The three main categories listed in the Baptist origins outline below are continuation, restoration, and spontaneous origination. I want to mention the last one briefly and the move on to the two main categories and their subdivisions.
Spontaneous origination has been mentioned from time to time in relation to Baptist origins. This idea, as stated by Brackney (The Baptists, p. xvii), is that "Baptists originate whenever and wherever the Holy Spirit calls forth a congregation which conforms to literal Biblical revelation, regardless of historical antecedents or relationships with other groups." Nathan Finn addresses this some on his blog . This kind of origin is "spontaneous" in that any group of people might come to the conviction that the Bible teaches the baptism of professing believers by immersion and could by that be made Baptists. Someone stated it this way: "The Baptists simply appeared and started up on their own without any succession or connection..." A down-to-earth expression of this might draw from John the Baptist's words to the Jews, "God is able of these stones to raise up Baptists."
This view should not be dismissed, for there are those that hold it. But we should recognize its basic difference from the other two views. While most views and sub-theories of Baptist origins may knit together Baptist history, Baptist identity, and Baptist polity, the spontaneous origination view does not particularly address when Baptists originated, but only how. In this sense this idea seems to be a theological construct that addresses a platform of Baptist polity -- how Baptists may come into existence (or how a church may be organized), without addressing when Baptists as we know them arose historically. This view removes itself from the idea of continuity. Both the restoration view and the continuation view agree on the existence of some kind of a historical continuity of Baptists. One believes that continuity starts at a distance from the New Testament era and the other believes that it starts from the time of Christ. According to the spontaneous view of Baptist origination, it can come at any time without any reference to any preceding group. In a sense it is "ahistorical", being unconcerned with any historical development.1
Possible implications of this view
Baptist polity -- There are no antecedents of baptism, ordination or church authority needed to form a new Baptist church.

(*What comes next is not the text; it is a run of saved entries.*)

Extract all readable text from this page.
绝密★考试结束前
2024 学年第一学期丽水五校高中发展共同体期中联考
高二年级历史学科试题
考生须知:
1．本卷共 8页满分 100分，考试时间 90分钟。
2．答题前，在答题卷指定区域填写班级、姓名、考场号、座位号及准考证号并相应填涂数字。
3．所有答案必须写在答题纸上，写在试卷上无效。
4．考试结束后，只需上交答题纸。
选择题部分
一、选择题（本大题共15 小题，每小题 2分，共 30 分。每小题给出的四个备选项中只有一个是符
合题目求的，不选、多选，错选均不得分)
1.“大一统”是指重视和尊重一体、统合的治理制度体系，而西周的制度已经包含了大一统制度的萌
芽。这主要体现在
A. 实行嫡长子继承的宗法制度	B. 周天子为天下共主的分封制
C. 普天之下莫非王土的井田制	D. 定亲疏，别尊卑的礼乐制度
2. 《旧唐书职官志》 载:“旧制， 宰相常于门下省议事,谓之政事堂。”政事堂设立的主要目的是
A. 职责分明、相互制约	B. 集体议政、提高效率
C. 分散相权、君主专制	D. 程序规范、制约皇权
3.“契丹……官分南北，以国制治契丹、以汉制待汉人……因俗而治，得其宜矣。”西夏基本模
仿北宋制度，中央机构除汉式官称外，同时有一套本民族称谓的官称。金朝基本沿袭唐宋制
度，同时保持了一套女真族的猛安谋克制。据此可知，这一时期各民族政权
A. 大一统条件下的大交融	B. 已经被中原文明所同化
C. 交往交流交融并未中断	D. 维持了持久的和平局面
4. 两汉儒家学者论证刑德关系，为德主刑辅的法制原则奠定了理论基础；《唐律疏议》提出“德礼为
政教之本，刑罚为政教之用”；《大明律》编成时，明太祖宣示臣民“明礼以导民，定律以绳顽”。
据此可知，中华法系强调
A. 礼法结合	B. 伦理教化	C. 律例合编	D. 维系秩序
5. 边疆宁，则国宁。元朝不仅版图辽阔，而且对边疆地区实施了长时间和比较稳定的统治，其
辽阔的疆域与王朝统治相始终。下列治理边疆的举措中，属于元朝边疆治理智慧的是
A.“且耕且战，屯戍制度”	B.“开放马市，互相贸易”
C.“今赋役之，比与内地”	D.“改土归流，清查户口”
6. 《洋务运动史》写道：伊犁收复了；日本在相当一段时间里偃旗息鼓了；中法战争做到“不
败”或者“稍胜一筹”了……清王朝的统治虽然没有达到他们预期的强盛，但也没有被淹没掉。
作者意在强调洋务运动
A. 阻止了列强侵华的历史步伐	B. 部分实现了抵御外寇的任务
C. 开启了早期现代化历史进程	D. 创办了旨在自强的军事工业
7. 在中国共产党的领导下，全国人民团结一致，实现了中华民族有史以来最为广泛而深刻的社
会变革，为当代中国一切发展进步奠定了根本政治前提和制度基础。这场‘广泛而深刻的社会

Baptist history -- Baptist history exists whenever and wherever a group of believers form a free congregation practicing believers' immersion.
Baptist identity -- Baptist identity is solely theological, independent of any historical precedent.
With restoration, spontaneous origination shares the element that Baptists can start independently of any historical continuation or succession.
1. By this I mean the view itself. Those individuals who hold the view may be interested in Baptist history.